Hoje, a guerra da Ucrânia, a invasão injustificada, colocou em evidência, através do extremo da banalidade, a importância de um sistema que tenha como fim apaziguar a violência (a paz), procurando reconhecer que nem todos concordaremos com tudo (tolerância), mas consagrando através de mecanismos jurídicos (leis, separação de poderes, tribunais, etc.) um mínimo essencial para a convivência humana (constituições). Esse sistema, que muitos têm vindo a atacar, tem o nome de liberalismo e continua a ser o pilar da construção a que demos o nome de humanidade.
Num artigo para o Financial Times, Fukuyama cunhava esse liberalismo através das seguintes premissas: “It recognises that people will not agree on the most important things — such as which religion to follow — but that they need to tolerate fellow citizens with views different from their own”. Ou seja, tendo como premissa essencial o respeito pelas diferentes visões, a criação de uma igualdade de direitos, o conceito de dignidade individual, a lei como fundamento de decisão e os comandos da democracia mitigados por um conjunto de sistemas de freios e contrapesos (Montesquieu).
Hoje, estes valores desenvolvidos por Locke, Voltaire, Bentham, Constant, Kant, Berlin, Hill Green, Hobhouse, Rorty, Rawls, entre muitos outros, são primitivamente atacados por aqueles que têm apenas como pressuposto político o contrário de uma visão liberal para a sociedade, o absoluto. Aquilo que vemos crescer no espetro político da esquerda e da direita são visões morais da sociedade que visam oferecer ao mundo uma única visão, uma única verdade. Os extremos políticos que hoje ganham em espaço diferem conforme a sua família política de proveniência, mas enquadram-se nesta premissa totalitária da verdade. Putin é o exemplo disto, refugiado numa verdade por si imposta ao povo Russo, por uma única visão do mundo, procura impor a sua vontade, não tolerando qualquer espaço com visões diferentes da sua, reinterpretando a história como motor legítimo para uma invasão.
Infelizmente, foi preciso uma guerra para a União Europeia entender que a sua organização representa os pilares e a concretização do liberalismo moderno.

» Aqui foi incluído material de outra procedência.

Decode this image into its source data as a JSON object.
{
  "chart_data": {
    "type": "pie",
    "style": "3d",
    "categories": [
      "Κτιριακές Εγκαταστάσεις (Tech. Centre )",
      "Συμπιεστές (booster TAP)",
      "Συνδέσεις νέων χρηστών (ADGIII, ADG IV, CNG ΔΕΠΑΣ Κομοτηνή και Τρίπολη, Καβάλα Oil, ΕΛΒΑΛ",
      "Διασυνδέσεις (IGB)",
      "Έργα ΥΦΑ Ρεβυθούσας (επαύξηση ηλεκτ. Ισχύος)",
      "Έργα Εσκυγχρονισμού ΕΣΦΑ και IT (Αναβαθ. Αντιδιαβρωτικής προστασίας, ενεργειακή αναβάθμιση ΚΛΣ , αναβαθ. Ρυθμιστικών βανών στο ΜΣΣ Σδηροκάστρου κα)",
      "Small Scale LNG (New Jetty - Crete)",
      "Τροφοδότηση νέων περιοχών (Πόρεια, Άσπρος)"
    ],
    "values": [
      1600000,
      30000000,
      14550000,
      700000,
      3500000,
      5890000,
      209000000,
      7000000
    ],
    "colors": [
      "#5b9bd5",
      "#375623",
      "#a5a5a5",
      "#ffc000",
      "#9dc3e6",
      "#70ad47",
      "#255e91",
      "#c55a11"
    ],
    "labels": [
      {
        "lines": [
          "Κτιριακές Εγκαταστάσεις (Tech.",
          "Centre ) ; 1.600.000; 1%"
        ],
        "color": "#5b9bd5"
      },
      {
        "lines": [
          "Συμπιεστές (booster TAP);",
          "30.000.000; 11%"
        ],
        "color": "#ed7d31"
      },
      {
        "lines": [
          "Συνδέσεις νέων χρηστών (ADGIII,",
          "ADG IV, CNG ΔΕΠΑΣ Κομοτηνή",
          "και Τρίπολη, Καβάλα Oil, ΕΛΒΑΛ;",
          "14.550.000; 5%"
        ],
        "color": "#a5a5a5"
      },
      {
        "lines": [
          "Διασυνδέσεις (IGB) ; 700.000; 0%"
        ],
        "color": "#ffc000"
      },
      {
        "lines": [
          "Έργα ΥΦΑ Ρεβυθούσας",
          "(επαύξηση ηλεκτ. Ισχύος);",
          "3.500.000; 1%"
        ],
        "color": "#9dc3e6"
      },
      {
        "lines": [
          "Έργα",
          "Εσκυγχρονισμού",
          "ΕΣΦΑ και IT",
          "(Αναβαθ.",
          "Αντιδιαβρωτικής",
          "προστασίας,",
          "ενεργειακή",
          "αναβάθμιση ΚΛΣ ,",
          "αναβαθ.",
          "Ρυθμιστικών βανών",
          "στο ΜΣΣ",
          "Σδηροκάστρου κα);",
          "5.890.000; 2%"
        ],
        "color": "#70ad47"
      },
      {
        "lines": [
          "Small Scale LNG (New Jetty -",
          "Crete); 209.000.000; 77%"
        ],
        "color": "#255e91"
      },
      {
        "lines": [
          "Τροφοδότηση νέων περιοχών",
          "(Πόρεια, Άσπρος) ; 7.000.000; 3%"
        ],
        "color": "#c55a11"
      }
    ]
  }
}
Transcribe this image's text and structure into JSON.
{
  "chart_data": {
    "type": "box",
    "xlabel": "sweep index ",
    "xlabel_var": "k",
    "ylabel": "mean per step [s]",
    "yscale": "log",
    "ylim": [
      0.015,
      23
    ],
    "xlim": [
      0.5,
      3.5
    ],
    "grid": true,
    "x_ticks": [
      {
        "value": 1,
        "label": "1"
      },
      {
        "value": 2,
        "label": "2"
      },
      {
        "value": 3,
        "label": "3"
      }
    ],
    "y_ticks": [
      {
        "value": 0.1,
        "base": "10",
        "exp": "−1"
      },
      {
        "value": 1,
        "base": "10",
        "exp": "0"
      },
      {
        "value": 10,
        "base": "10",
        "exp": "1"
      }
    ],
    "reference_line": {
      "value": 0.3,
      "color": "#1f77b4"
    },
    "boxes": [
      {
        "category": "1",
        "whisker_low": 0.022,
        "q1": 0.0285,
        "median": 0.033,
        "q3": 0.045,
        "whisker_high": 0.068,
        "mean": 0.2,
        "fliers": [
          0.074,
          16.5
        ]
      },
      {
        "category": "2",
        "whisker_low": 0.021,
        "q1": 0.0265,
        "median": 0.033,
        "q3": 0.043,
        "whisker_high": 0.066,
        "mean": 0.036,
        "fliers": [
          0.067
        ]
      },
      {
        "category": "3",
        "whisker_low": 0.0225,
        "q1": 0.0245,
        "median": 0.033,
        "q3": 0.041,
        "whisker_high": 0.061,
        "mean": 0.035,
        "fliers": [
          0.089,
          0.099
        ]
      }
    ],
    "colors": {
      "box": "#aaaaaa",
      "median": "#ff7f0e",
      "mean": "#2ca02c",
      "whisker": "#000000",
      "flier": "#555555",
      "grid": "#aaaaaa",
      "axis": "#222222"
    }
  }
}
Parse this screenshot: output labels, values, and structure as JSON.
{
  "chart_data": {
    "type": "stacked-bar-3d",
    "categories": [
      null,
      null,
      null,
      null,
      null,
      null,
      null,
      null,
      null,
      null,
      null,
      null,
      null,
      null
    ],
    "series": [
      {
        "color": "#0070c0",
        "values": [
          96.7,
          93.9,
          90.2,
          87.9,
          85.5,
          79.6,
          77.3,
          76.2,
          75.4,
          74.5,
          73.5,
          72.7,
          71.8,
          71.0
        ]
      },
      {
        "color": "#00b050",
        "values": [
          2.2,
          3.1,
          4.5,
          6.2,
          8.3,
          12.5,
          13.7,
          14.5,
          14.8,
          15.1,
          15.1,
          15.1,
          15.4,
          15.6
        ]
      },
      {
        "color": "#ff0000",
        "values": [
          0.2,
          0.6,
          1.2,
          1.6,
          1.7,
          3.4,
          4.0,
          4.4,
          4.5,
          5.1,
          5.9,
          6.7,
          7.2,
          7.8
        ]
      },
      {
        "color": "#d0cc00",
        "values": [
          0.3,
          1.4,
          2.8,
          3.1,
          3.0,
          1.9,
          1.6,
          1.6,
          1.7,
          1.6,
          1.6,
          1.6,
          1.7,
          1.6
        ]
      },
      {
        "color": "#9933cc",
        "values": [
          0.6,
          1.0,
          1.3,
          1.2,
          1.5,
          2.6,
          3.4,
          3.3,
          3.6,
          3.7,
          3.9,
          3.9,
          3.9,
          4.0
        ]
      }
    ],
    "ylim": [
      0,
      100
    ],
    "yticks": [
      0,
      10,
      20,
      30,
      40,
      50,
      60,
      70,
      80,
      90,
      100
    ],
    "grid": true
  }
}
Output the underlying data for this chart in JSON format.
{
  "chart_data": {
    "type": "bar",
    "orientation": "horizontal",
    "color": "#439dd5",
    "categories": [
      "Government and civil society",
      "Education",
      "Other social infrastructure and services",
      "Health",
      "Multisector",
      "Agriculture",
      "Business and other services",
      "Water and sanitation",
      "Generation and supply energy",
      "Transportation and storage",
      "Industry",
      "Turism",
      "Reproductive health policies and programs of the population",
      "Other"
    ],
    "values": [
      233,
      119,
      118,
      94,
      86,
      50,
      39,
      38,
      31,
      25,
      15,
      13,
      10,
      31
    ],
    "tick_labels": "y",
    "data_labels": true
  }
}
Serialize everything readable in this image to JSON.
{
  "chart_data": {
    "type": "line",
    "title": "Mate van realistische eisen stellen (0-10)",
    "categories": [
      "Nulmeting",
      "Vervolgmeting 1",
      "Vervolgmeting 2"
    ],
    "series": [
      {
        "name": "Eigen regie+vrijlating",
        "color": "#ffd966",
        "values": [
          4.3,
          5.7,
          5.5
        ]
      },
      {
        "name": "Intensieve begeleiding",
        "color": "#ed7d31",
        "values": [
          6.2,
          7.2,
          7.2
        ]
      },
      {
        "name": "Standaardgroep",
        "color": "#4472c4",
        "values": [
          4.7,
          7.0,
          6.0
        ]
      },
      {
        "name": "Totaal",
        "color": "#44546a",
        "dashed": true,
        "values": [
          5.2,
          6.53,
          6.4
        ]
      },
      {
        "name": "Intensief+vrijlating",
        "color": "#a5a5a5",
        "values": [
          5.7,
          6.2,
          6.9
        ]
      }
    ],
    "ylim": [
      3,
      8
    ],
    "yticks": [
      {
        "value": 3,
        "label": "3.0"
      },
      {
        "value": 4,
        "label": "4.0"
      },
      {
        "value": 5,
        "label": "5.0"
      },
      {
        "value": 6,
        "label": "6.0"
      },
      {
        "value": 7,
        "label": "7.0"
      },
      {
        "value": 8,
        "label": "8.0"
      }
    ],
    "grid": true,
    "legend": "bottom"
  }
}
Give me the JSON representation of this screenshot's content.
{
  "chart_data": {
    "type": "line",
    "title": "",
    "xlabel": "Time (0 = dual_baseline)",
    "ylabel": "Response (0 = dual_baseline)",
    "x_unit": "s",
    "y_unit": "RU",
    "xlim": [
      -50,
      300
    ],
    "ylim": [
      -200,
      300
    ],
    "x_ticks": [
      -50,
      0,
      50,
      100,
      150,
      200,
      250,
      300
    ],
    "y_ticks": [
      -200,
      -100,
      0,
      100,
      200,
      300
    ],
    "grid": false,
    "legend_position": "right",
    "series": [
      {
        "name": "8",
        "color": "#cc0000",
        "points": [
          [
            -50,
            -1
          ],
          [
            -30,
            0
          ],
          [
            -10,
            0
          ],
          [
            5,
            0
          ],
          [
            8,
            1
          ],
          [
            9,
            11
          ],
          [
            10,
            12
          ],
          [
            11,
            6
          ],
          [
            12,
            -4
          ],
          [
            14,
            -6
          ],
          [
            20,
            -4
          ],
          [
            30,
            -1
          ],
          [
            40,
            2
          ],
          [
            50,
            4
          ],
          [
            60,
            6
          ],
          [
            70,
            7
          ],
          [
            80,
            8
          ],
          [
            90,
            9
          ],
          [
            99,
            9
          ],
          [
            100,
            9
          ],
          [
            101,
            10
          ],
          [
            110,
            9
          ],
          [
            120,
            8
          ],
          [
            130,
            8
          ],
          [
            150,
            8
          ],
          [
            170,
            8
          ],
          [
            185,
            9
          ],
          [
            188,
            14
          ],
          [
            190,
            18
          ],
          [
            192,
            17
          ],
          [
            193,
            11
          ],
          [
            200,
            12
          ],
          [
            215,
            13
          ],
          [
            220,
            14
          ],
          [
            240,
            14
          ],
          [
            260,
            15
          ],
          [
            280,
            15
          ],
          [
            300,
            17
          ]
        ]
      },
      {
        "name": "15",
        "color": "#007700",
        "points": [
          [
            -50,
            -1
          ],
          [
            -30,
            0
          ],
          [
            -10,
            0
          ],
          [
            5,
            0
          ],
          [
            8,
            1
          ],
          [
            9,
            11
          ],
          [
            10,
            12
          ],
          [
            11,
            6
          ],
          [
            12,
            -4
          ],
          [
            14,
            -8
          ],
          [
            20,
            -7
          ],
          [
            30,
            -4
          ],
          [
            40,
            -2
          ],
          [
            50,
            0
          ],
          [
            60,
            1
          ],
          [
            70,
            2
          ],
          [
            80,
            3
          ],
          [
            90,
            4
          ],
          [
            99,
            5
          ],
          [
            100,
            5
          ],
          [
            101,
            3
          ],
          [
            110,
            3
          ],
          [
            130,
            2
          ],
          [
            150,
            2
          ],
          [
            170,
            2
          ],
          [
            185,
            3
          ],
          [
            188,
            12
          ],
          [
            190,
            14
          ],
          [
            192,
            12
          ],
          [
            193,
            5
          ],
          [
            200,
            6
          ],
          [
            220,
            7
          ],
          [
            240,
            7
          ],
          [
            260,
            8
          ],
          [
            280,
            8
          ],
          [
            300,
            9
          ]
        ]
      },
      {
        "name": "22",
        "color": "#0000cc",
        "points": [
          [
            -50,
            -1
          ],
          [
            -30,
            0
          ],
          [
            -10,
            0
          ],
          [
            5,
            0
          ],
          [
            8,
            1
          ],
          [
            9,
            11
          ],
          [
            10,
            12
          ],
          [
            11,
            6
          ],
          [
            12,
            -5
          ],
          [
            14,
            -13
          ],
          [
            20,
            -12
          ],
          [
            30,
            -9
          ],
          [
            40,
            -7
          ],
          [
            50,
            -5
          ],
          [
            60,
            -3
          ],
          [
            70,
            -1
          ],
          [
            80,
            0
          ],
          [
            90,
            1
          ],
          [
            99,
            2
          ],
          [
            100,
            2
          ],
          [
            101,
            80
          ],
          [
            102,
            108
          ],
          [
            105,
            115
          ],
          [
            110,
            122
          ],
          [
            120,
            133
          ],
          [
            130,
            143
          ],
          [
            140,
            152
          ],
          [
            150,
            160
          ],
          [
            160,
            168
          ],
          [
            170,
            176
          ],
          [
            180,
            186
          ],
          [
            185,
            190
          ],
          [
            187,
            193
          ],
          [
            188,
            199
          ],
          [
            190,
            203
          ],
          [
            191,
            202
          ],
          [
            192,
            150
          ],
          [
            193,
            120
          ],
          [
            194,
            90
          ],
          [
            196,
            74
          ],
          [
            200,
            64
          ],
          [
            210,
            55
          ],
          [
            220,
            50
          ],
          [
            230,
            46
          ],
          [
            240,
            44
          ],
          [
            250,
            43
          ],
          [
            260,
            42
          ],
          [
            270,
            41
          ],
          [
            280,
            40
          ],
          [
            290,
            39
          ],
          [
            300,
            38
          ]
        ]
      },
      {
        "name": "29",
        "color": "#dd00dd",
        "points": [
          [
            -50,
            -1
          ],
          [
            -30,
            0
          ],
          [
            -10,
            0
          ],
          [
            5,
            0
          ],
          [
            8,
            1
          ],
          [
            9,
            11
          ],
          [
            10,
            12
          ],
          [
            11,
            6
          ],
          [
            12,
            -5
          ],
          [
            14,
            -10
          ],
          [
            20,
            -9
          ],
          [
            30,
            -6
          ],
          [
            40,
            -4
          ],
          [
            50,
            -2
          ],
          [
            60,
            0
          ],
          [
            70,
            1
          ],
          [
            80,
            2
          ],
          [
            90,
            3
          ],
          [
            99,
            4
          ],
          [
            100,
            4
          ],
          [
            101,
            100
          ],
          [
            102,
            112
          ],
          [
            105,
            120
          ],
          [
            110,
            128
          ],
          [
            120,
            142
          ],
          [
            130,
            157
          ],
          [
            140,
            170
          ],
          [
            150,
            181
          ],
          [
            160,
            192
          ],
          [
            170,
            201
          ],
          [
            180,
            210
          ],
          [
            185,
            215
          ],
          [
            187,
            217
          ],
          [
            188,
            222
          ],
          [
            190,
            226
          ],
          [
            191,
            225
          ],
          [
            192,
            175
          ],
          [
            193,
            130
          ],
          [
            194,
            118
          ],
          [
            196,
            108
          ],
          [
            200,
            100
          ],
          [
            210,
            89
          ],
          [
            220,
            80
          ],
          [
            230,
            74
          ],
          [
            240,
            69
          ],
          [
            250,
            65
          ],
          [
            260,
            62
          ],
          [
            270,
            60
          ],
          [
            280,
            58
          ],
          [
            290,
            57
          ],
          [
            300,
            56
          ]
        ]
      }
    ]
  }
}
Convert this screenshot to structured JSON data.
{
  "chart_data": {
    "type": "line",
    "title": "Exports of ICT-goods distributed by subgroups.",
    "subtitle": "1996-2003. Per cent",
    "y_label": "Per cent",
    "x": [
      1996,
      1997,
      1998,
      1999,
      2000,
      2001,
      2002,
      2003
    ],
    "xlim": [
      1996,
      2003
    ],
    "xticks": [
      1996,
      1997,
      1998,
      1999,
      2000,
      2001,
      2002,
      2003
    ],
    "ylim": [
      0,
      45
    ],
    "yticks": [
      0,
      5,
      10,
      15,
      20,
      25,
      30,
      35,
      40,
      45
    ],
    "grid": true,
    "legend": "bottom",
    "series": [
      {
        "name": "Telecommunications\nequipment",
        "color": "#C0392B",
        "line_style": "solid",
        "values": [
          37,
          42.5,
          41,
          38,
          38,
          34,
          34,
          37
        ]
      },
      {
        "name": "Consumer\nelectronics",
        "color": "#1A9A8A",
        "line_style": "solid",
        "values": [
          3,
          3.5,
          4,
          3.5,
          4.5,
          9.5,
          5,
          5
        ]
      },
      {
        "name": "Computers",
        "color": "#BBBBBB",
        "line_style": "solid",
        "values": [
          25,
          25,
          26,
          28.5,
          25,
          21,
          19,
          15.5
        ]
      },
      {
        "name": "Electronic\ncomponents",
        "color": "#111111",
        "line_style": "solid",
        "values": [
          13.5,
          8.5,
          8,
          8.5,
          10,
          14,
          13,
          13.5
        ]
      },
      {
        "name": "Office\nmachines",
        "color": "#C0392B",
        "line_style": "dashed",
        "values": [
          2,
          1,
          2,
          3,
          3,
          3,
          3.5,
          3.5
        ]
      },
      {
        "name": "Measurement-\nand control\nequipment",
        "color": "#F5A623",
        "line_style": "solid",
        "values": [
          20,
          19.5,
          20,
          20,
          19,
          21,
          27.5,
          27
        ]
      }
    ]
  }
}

Um local de respeito e igualdade, sendo a lei o peso e medida no julgamento das ações dos seus indivíduos e instituições, um local de respeito pela ideia do indivíduo como ser dotado de liberdade. Infelizmente, foi preciso vermos a concretização dos extremos para entendermos a sua génese e resultado.
Hoje, mais que nunca, é altura de todos aqueles que defendem a democracia e valores liberais garantirem que o espaço político não será ocupado pelos extremos de esquerda ou direita. Hoje, é altura de defender o nosso modo de vida, a liberdade. Hoje, temos de voltar a escolher a tolerância, face à verdade absoluta.
Sentar-me num café e não ter medo das palavras a proferir é a melhor marca que a Europa deixou no mundo. Escolher o café para resolver todos os nossos problemas, os problemas da comunidade, deverá ser a marca que a Europa deverá reafirmar no mundo. Estou certo de que em Moscovo não seria livre para tomar um café como o de hoje.